Around here we're more than a little sick of the rumor about Khan being the main villain in Star Trek Into Darkness, if only because it's so obvious that J.J Abrams and company have no interest in telling us, one way or another. Benedict Cumberbatch's bad guy character has been named as John Harrison, and we may as well take that at face value, because there's no way the ultra-secretive Abrams is going to tell us otherwise until after the movie's May 17 release date-- and maybe not even then.
But at the same time, the new trailer had too many nods toward the original Wrath of Khan to be ignored. Clearly Abrams wants us to be thinking about Khan, but why? And if you choose to believe that Cumberbatch won't be playing the famous villain, how on earth is Khan going to get involved? Sean and Katey were both curious about what we're supposed to make of all the Khan references, so they hopped on gchat to try to solve the mystery. Read below to see what they decided!
KATEY: Alright, let's start by putting our feelings on the table: I don't think Benedict Cumberbatch is playing Khan in Star Trek Into Darkness. How about you?
SEAN: Oh, absolutely not. And the one image that solidifies it for me is Cumberbatch's character wearing a Starfleet vector logo on his black shirt while in the prison. That implies a connection to Starfleet Command, somehow, and we know Khan didn't have that connection. Then again, because Abrams rebooted the mythology, I do think everything we thought we know is off the table, so ... who knows?!
KATEY: Well, the reboot is what I have in mind-- this timeline is different, Kirk hasn't abandoned Khan on a desolate planet... yada yada.

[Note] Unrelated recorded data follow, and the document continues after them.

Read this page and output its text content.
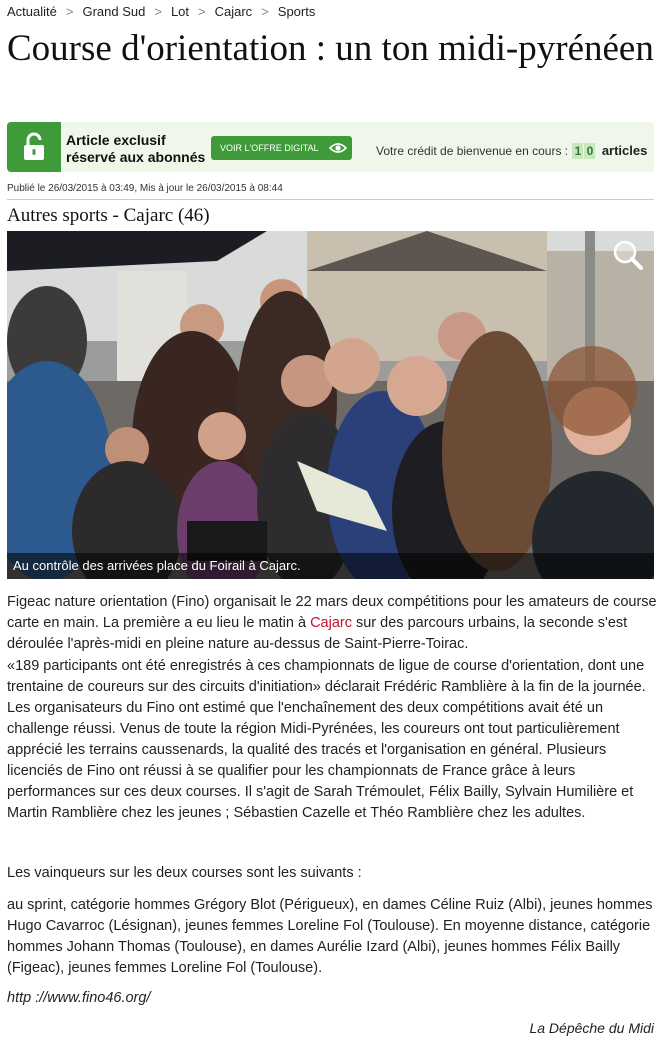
Actualité > Grand Sud > Lot > Cajarc > Sports
Course d'orientation : un ton midi-pyrénéen
Article exclusif
réservé aux abonnés
VOIR L'OFFRE DIGITAL	Votre crédit de bienvenue en cours : 1 0 articles
Publié le 26/03/2015 à 03:49, Mis à jour le 26/03/2015 à 08:44
Autres sports - Cajarc (46)
Au contrôle des arrivées place du Foirail à Cajarc.

Figeac nature orientation (Fino) organisait le 22 mars deux compétitions pour les amateurs de course carte en main. La première a eu lieu le matin à Cajarc sur des parcours urbains, la seconde s'est déroulée l'après-midi en pleine nature au-dessus de Saint-Pierre-Toirac.

«189 participants ont été enregistrés à ces championnats de ligue de course d'orientation, dont une trentaine de coureurs sur des circuits d'initiation» déclarait Frédéric Ramblière à la fin de la journée. Les organisateurs du Fino ont estimé que l'enchaînement des deux compétitions avait été un challenge réussi. Venus de toute la région Midi-Pyrénées, les coureurs ont tout particulièrement apprécié les terrains caussenards, la qualité des tracés et l'organisation en général. Plusieurs licenciés de Fino ont réussi à se qualifier pour les championnats de France grâce à leurs performances sur ces deux courses. Il s'agit de Sarah Trémoulet, Félix Bailly, Sylvain Humilière et Martin Ramblière chez les jeunes ; Sébastien Cazelle et Théo Ramblière chez les adultes.

Les vainqueurs sur les deux courses sont les suivants :

au sprint, catégorie hommes Grégory Blot (Périgueux), en dames Céline Ruiz (Albi), jeunes hommes Hugo Cavarroc (Lésignan), jeunes femmes Loreline Fol (Toulouse). En moyenne distance, catégorie hommes Johann Thomas (Toulouse), en dames Aurélie Izard (Albi), jeunes hommes Félix Bailly (Figeac), jeunes femmes Loreline Fol (Toulouse).

http ://www.fino46.org/

La Dépêche du Midi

Even if he is Khan, it's not Khan, y'know?
So with that out of the way... wtf is up with all the Wrath of Khan nods in this new trailer? The kicker, of course, is the shot of the hand giving the Vulcan salute against the glass, with another hand touching it. That's a direct lift from Spock's death in Wrath.
SEAN: It is. And here's where Abrams gets full credit for being the deft carnival barker that he is. Just as he did with Alias and Lost (and even the original Trek), Abrams knows that is audience will recognize the Wrath nods ... so he purposely includes them to keep us constantly guessing. In most other cases, I think the studio gets the ability to include what they want. With Abrams, whenever I see a reference like Spock's hand on the glass, I view it as a calculated misdirection by Abrams, and I start thinking the other way.

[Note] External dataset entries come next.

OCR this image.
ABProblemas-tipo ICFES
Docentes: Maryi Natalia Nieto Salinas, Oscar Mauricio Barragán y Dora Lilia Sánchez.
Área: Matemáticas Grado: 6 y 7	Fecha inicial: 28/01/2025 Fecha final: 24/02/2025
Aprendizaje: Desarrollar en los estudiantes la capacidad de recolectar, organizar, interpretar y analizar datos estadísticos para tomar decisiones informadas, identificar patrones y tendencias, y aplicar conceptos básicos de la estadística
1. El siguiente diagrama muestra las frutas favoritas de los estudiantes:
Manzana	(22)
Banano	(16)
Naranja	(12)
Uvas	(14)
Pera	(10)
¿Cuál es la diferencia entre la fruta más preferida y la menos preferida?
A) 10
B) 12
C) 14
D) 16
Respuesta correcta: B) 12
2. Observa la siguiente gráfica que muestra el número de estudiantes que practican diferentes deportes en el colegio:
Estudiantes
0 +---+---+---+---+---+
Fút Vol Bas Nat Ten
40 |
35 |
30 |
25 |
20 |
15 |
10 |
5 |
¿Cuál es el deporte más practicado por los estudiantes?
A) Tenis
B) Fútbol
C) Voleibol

What other nods did you see? You might be more versed in Wrath than I am. Clearly, the hands touching on the glass stand out, but what else caught you eye? And do you think they mean anything more than simple misdirection?

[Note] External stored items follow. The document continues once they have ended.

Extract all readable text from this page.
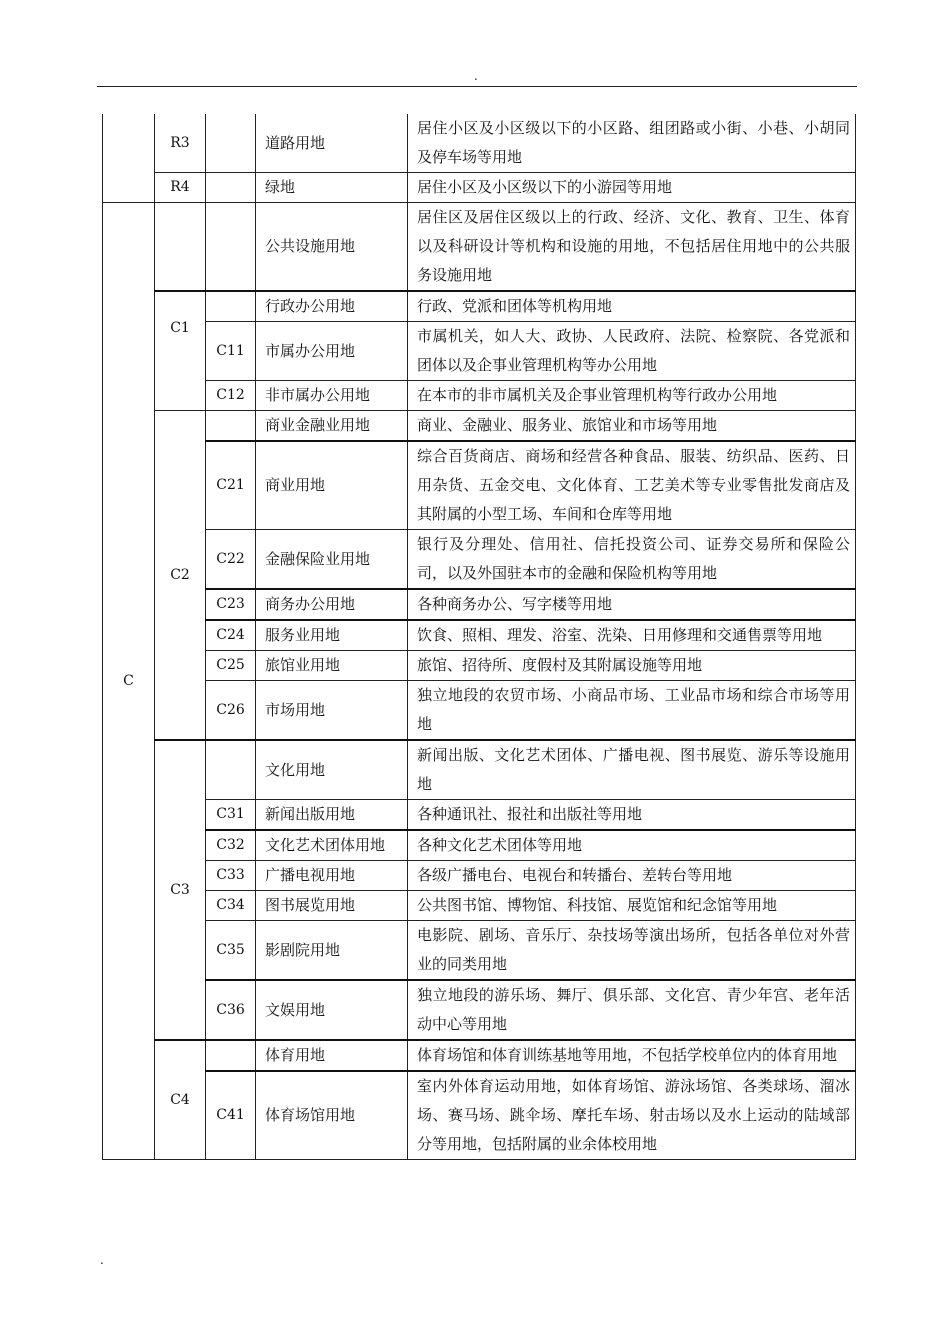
.
	R3		道路用地	居住小区及小区级以下的小区路、组团路或小街、小巷、小胡同及停车场等用地
	R4		绿地	居住小区及小区级以下的小游园等用地
C			公共设施用地	居住区及居住区级以上的行政、经济、文化、教育、卫生、体育以及科研设计等机构和设施的用地，不包括居住用地中的公共服务设施用地
	C1		行政办公用地	行政、党派和团体等机构用地
		C11	市属办公用地	市属机关，如人大、政协、人民政府、法院、检察院、各党派和团体以及企事业管理机构等办公用地
		C12	非市属办公用地	在本市的非市属机关及企事业管理机构等行政办公用地
	C2		商业金融业用地	商业、金融业、服务业、旅馆业和市场等用地
		C21	商业用地	综合百货商店、商场和经营各种食品、服装、纺织品、医药、日用杂货、五金交电、文化体育、工艺美术等专业零售批发商店及其附属的小型工场、车间和仓库等用地
		C22	金融保险业用地	银行及分理处、信用社、信托投资公司、证券交易所和保险公司，以及外国驻本市的金融和保险机构等用地
		C23	商务办公用地	各种商务办公、写字楼等用地
		C24	服务业用地	饮食、照相、理发、浴室、洗染、日用修理和交通售票等用地
		C25	旅馆业用地	旅馆、招待所、度假村及其附属设施等用地
		C26	市场用地	独立地段的农贸市场、小商品市场、工业品市场和综合市场等用地
	C3		文化用地	新闻出版、文化艺术团体、广播电视、图书展览、游乐等设施用地
		C31	新闻出版用地	各种通讯社、报社和出版社等用地
		C32	文化艺术团体用地	各种文化艺术团体等用地
		C33	广播电视用地	各级广播电台、电视台和转播台、差转台等用地
		C34	图书展览用地	公共图书馆、博物馆、科技馆、展览馆和纪念馆等用地
		C35	影剧院用地	电影院、剧场、音乐厅、杂技场等演出场所，包括各单位对外营业的同类用地
		C36	文娱用地	独立地段的游乐场、舞厅、俱乐部、文化宫、青少年宫、老年活动中心等用地
	C4		体育用地	体育场馆和体育训练基地等用地，不包括学校单位内的体育用地
		C41	体育场馆用地	室内外体育运动用地，如体育场馆、游泳场馆、各类球场、溜冰场、赛马场、跳伞场、摩托车场、射击场以及水上运动的陆域部分等用地，包括附属的业余体校用地
.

KATEY: Well, it's the combined presence of Carol Marcus, played by Alice Eve, and the line from Cumberbatch "Is there anything you would not do for your family?" Carol Marcus is the mother of Kirk's son, as revealed in Wrath of Khan. And as we know from the first movie this version of Kirk isn't especially attached to his parents. But again, I think that's just encouraging overly literal Trek fans to assume it's Khan.
SEAN: Well, I agree. But we're assuming Cumberbatch is saying this to Kirk. Which doesn't have to be the case. There have been theories floated online about the sequel possibly getting into Pike's history, and how some of his old missions could be tied to Kirk's father. The trailer is edited to suggest the "family" message is aimed at Kirk ... but I'm not sure that's his arc here. And the fact that the clip starts with Pike makes me think, again, that the emphasis might fall on him.
Do you find it strange that we haven't heard anyone from the Enterprise crew utter a single word in any of the promotional materials yet?
KATEY: Interesting... it never occurred to me that Pike would play a major role in this, though his voiceover does indicate that. The fact that none of the crew has spoken yet does't surprise me-- it's a teaser. Only the most ominous bits of dialogue are going to make it in to set the scene.
So, just to clear up my original question: you think the Khan nods are just that, and that nothing in the film itself will have anything to do with Wrath of Khan?
SEAN: Yes, that is what I believe. I think that Abrams knows they'd be crazy to step into Khan canon in only their second film. And I think Abrams and his screenwriters are big enough fans of the Trek mythology that they'd easily pick a different, more intriguing character (like Gary Mitchell) to use ... and make their own damn Wrath of Khan -- i.e., a superior sequel that fans still talk about to this day. But ... at the same time ... I think Abrams is such a puppet master (in a good way) that I'm sure he's happily teasing Khan references all through the promotional material, just to fuck with fans. In a good way. I don't think it's Khan, at all. And I don't think it ever was.
KATEY: I'm with you... except that I think the Khan references are going to add up to something else. The rules of the new universe mean they can wrap Khan in somehow-- in a potentially really small way-- to make all those references feel warranted, while also setting up an entire new story. I think Abrams is teasing fans with the Khan references mostly, but he's not cruel enough to leave it totally unsatisfied. It's a treasure hunt that will lead you somewhere unexpected, but still satisfy that first little itch.
And as someone who enjoyed original Star Trek largely because the Kirk-Spock friendship, I'm really intrigued by the implication of those hands on the glass.